Voices from the UK's pulmonary hypertension community

I wasn’t willing to go back to work and put her in danger

Mark* lives in Hull and is a carer for his wife, who has PH. He gave up his job to protect her during the pandemic.

“I’ve been married to Sue* for 37 years and she was diagnosed with idiopathic pulmonary arterial hypertension in 2012.

The last couple of years have been fairly rough. In March 2020 I was a full-time school bus driver, and suddenly all the schools closed.

The company that employed me did what the government asked and put everybody on furlough, so overnight, I lost all the friendship of my colleagues at work. 

I found it really hard. The first few months [of the pandemic] were dreadful and I think I probably caused Sue a lot more grief than I realised.

Work was a big part of my life. Home time was loving and caring for Sue and making sure we had good days out when we could. My downtime from that was going to work.

My respite from care was a 12-hour shift on the buses and I loved it.

I’d know every passenger that boarded the bus and although they were only short chats I’d have with them, I might have them five days a week. And then suddenly, it disappeared. 

I didn’t realise what Sue’s life was like without me in the house.

It soon became apparent how much she had changed her lifestyle to enable her to do things, and how difficult her life was, and there was me complaining about not going to work. 

Everything came as quite a shock. I knew Sue was ill, but not how much it had changed her life.

I hadn’t really picked up on what was happening when I was at work 12 hours a day, but it was working that had kept me sane.

Life was very difficult in the first few months of the lockdown. But by keeping me going, Sue got respite from herself. It gave her a purpose to keep me happy, rather than the other way around.

She was always bolstering my feelings, always chatting, and together we totally re-did the garden. She was using that, I gathered, to keep my entertained.

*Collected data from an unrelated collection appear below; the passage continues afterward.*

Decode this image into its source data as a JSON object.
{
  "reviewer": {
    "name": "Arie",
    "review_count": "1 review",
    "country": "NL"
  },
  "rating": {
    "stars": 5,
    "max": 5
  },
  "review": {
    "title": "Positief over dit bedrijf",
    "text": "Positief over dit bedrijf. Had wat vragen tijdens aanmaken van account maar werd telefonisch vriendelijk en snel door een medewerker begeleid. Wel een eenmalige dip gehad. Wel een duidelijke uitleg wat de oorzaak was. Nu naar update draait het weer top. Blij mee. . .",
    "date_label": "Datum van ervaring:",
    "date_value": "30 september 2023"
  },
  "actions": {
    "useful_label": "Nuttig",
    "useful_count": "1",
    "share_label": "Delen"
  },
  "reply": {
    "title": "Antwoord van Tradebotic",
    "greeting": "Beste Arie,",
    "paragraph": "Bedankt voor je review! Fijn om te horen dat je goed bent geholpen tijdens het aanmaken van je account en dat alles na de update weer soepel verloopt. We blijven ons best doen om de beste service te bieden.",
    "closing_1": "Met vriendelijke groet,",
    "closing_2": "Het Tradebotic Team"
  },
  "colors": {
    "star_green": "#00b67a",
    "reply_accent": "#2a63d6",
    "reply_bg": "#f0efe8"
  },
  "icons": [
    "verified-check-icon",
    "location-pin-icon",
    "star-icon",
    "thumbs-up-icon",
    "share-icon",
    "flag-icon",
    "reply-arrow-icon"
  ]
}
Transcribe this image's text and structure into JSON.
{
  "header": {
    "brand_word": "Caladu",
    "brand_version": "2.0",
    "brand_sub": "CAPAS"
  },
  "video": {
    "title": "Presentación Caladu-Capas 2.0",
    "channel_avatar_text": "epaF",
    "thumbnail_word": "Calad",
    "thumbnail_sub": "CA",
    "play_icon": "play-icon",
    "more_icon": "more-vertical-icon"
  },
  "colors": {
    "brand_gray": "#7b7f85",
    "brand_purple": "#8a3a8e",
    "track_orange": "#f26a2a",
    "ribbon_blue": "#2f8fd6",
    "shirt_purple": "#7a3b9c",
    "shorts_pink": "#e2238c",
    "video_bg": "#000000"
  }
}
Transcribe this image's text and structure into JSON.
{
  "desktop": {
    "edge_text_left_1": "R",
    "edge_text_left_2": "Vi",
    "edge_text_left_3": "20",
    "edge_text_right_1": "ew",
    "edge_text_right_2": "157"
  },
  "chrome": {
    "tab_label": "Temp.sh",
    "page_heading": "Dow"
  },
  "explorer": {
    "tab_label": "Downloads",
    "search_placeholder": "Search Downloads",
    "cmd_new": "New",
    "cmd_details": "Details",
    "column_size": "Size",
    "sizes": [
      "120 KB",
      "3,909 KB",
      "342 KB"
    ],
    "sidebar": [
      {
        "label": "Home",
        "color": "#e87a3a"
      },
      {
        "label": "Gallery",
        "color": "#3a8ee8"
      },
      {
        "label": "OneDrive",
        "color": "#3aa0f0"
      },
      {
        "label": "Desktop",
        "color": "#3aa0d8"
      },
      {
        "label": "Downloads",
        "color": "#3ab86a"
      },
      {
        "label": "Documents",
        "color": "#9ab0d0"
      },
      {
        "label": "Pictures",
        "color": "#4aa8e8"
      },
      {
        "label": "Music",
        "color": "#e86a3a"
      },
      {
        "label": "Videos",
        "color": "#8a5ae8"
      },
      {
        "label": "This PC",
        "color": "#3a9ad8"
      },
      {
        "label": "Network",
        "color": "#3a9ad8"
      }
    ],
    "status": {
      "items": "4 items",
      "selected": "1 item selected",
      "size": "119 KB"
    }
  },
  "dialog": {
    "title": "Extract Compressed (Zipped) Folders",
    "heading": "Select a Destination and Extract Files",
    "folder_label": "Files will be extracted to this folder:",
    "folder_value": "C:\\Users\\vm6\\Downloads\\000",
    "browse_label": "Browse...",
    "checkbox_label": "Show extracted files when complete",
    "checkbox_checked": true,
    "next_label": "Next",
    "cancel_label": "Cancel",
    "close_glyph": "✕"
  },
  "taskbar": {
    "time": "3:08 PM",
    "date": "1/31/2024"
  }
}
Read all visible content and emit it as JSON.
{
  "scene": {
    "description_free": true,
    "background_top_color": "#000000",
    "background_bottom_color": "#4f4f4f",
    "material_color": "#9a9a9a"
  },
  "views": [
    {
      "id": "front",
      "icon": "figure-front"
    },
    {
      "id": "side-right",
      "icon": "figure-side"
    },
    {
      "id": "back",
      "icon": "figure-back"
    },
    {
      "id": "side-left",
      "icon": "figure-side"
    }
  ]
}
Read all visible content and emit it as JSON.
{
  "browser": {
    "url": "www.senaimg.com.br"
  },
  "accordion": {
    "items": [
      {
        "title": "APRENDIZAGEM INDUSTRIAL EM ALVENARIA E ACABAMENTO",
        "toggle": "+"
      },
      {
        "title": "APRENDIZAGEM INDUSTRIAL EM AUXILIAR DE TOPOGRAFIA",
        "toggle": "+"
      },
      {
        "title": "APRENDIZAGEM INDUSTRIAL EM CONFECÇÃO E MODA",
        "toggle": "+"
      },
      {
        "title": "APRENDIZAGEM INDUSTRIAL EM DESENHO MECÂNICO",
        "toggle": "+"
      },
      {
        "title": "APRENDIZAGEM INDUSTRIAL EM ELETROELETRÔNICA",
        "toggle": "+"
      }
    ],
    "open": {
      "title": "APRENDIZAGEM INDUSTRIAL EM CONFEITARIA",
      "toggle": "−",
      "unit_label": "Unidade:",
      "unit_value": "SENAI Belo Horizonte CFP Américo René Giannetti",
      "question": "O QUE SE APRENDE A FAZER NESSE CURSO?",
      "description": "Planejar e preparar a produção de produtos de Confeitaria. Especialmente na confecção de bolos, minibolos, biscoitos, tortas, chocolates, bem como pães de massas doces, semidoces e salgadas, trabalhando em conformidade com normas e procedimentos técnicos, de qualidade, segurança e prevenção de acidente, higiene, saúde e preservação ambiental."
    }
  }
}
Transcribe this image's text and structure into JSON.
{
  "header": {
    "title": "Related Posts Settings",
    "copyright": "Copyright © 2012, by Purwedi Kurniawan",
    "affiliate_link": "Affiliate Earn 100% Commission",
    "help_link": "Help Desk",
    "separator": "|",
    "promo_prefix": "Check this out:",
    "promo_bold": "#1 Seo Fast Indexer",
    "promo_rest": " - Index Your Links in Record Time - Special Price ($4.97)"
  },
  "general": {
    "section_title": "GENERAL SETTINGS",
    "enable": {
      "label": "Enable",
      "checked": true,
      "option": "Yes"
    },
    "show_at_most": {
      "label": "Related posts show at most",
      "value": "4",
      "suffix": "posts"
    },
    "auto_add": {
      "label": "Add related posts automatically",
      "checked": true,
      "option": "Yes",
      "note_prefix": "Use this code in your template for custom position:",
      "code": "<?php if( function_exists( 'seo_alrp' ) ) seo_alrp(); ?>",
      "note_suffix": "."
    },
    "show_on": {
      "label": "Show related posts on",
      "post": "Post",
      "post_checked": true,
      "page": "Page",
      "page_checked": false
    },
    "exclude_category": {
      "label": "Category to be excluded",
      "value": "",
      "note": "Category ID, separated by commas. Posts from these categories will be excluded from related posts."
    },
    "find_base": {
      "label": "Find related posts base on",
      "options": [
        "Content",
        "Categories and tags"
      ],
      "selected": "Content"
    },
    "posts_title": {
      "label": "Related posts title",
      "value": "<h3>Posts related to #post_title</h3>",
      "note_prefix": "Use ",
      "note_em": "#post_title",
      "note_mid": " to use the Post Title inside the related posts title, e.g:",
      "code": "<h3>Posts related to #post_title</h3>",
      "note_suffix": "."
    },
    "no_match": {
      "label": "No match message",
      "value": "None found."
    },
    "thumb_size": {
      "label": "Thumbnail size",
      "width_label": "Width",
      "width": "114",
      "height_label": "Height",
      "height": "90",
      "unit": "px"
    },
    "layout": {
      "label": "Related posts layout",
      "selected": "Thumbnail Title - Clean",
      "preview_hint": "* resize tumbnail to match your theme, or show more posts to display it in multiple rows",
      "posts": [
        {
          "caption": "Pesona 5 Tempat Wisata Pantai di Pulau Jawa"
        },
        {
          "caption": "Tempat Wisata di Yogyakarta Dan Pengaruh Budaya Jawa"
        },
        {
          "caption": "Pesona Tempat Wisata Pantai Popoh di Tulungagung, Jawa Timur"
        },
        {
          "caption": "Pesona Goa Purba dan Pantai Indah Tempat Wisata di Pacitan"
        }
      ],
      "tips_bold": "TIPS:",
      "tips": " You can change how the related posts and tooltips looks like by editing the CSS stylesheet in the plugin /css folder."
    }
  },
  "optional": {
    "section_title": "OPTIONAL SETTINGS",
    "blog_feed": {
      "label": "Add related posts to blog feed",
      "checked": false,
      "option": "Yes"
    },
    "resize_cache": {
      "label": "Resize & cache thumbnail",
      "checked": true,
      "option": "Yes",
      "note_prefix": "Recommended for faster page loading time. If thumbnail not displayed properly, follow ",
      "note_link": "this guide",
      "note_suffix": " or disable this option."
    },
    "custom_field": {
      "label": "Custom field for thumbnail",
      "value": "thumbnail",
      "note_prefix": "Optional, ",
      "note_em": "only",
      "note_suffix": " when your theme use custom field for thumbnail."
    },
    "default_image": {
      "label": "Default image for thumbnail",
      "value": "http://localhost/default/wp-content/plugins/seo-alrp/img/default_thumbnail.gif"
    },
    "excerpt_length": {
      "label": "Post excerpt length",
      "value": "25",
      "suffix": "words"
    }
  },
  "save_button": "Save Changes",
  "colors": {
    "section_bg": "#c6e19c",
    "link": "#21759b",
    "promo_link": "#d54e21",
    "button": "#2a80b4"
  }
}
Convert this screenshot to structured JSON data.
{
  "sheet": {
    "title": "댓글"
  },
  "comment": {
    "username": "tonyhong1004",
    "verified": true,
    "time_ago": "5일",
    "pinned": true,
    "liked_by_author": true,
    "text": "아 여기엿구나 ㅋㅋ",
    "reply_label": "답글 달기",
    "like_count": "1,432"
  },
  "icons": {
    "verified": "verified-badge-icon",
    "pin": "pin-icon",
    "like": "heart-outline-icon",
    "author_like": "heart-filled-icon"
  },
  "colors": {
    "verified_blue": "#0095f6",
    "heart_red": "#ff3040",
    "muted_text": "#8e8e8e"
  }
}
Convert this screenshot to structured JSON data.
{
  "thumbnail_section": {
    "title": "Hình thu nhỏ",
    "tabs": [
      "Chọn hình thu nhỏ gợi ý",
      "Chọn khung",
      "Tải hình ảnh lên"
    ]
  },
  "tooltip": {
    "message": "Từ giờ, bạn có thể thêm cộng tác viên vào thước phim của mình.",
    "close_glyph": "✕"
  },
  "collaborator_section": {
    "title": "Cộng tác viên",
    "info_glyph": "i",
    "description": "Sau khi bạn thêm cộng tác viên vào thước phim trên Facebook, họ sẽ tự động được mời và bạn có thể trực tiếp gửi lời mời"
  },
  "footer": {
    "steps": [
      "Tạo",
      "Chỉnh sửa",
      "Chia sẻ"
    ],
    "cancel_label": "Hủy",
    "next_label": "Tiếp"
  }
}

Sue came up with the ideas and I took care of the practical side. We built raised beds so she could continue gardening, as one of the things I noticed when I was at home more was that she had to sit on the floor to do the weeding. 

Whilst she was shielding, Sue wouldn’t leave the house or garden and wouldn’t speak to the neighbours. She wouldn’t go within 100 feet of anyone because of what she’s got.

I had to support my father-in-law as well as Sue because he was in his 80s and living alone. He didn’t take it as seriously as he should have done, and he used to get very upset when I would come into his house wearing face coverings and gloves to deliver his shopping. I was doing that to protect Sue. 

When I got back Sue would stay in the bedroom whilst I showered and changed my clothes, which would be washed each time. Even now, Sue insists we wipe down all the shopping when it comes in and leave it on the side for a day before we put it away. 

I am now fully retired from the bus company. After the first six months of the pandemic, we had a long discussion about how we might be able to make it safe for me to go back, but Sue was, rightly, still very concerned about it. 

If I went back to work, I would have to live upstairs in the house and Sue would have to live downstairs, and I didn’t marry her to split our lives into two separate entities.

I wasn’t willing to go back to work and put her in danger. I took early retirement in September 2020 and to enable me to do so, we had to remortgage the house. 

We are both now fully vaccinated, and it has given me more confidence. I would take the vaccine today, tomorrow, or any day you want to give it to me.

I’ve started playing a bit of golf again and recently, for the first time in two-and-a-half years, Sue and I met some friends outside for a meal. 

We have started going out a bit more, but we are still very conscious that covid hasn’t gone away. Sue still can’t go out and live because if she gets it today, it’s no different from getting it two years ago. It’s still crippling.

Things haven’t really changed from a vulnerable person’s perspective. Society might think it has changed, but it hasn’t.

We are both concerned about Sue getting covid. Maybe it’s selfish, but I didn’t marry her for her to die. 

If I could find a way of going back and making it possible for me to have continued working I would, but we are happy and content in our own environment. We do what’s necessary, and we just get by.”